L.A. County luxury home prices make up some lost ground in 2011

Last year brought a dose of real estate reality to San Marino, which alone among Los Angeles County's wealthy areas had managed to avoid the housing bust. The San Gabriel Valley town endured a 7.2% decline in its median home price, erasing gains of the previous two years.

Overall, 2011 turned into a battle of the beach cities. Hermosa Beach was the big winner where home price gains were concerned and Malibu the biggest loser among ZIP Codes with medians above $1 million where at least 50 existing single-family homes were sold, according to statistics from San Diego-based DataQuick.

But appearances can be deceiving. Local luxury communities that showed the most price gains last year were largely just regaining previously lost ground. And because the median is the point at which half the homes sold for more and half for less, changes in the mix of what sold affect the median price.

A lack of homes for sale at the top of the price spectrum was cited by two San Marino agents as a reason for the median price drop there.

"There is almost no inventory at the high end," said Yan-Yan Zhang, a Rodeo Realty agent whose clients include overseas buyers looking for homes or commercial properties. Consequently, she has noticed more flexibility among her clientele on location. "Buyers are more accepting of other communities."

In San Marino, the most active slice of the market was around $2 million, Linda Chang of Coldwell Banker said.

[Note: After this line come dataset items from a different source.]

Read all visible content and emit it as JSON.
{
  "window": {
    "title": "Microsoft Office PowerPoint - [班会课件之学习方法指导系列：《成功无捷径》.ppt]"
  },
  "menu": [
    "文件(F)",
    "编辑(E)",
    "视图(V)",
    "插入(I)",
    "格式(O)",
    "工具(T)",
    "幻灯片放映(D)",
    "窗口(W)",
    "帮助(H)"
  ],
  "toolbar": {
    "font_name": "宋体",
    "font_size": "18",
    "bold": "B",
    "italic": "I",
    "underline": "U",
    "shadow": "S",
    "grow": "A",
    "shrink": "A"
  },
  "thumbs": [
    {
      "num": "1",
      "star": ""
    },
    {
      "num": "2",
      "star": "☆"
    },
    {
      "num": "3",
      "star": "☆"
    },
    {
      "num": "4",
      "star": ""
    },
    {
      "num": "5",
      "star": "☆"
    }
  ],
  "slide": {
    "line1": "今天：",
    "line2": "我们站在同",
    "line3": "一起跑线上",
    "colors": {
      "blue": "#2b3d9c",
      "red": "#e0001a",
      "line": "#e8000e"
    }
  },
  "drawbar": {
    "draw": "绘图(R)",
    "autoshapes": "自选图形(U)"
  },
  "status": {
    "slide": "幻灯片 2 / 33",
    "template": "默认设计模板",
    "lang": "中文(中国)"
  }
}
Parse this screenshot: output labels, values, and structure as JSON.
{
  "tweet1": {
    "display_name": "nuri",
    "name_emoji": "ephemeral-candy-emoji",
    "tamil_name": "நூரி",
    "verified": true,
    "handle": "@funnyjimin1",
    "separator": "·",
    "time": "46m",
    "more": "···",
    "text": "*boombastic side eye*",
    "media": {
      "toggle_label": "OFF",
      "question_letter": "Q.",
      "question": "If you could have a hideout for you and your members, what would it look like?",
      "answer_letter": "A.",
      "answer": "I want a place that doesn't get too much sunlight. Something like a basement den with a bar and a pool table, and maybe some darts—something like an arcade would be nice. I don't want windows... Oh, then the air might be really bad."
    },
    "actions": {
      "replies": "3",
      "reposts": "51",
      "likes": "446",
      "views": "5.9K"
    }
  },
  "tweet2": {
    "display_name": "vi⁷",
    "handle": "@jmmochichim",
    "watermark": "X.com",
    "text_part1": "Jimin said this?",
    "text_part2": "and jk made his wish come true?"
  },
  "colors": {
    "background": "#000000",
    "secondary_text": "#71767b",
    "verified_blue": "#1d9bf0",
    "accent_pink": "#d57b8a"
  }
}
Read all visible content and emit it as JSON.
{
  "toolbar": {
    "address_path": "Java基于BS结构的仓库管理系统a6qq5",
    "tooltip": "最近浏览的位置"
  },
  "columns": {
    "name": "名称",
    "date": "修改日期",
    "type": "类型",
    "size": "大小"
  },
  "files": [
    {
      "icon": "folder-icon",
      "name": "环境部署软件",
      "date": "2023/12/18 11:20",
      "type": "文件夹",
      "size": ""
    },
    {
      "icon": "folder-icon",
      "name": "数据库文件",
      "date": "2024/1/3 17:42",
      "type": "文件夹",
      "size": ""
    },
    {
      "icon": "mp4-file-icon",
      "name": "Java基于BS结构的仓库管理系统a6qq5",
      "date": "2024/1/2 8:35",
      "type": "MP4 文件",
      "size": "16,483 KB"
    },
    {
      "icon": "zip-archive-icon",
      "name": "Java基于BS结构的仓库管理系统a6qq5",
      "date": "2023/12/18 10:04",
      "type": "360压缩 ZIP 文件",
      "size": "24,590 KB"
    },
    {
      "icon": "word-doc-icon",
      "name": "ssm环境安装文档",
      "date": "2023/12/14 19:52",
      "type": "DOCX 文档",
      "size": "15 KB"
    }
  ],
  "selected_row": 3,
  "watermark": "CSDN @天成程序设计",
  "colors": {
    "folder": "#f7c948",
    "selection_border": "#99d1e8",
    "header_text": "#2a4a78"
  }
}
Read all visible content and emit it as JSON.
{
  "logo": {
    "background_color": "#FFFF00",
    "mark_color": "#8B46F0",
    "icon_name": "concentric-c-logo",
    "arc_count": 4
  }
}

Properties in need of work also were in demand, she said. "I had multiple offers on a $1.85-million fixer."

Housing statistics show only sales that have made it to the public record, a fact that also may play a role in the San Marino downshift to a $1.42-million median.

"A $20-million sale hasn't recorded yet," Chang said. Also, a $13-million transaction is still in escrow.

The 15.8% gain in Hermosa Beach moved it back above the $1-million mark to a median of $1.1 million last year. But the increase barely offset the previous year drop-off, when prices lost 15.4%.

Bel-Air and environs had a 14.3% price increase from 2010 to 2011, but it came off a 10.5% loss in the 2009-to-2010 tally. The 147 recorded sales included the $85-million Spelling mansion mega-deal, which claimed the highest-priced-sale distinction for Southern California.

Also on the plus side was West Hollywood, up 8.4% year over year. That median had been down 10.4% in 2010.

In Beverly Hills' desirable 90210 ZIP Code, prices were up 7.3% compared with a 1.7% drop the year before. But the median at the end of 2009 had been down 17.2%.

Rounding out the top five gainers in 2011 was the Palos Verdes Peninsula's 90274 ZIP Code, which was up 4.2% on top of a 1.6% gain in 2010. The area experienced a 15.8% price drop in 2009.

Among communities with the greatest median price drops last year, Malibu saw a year-over-year decrease of 21% to $1.65 million. Calendar year 2010 had seen a price gain of 2% from 2009.

Santa Monica's 90402 ZIP Code had 110 existing-home sales at a median price of $2.141 million — an 8.5% price drop. Although nearly unchanged in 2010, the 2009 median had experienced a 13.7% drop.

Pacific Palisades took a 7.8% hit in the median price last year. It was the third consecutive year the median fell there.

Manhattan Beach fell 4.9%, having seen a median price gain of 9.1% in 2010 after a 14.1% decline in 2009.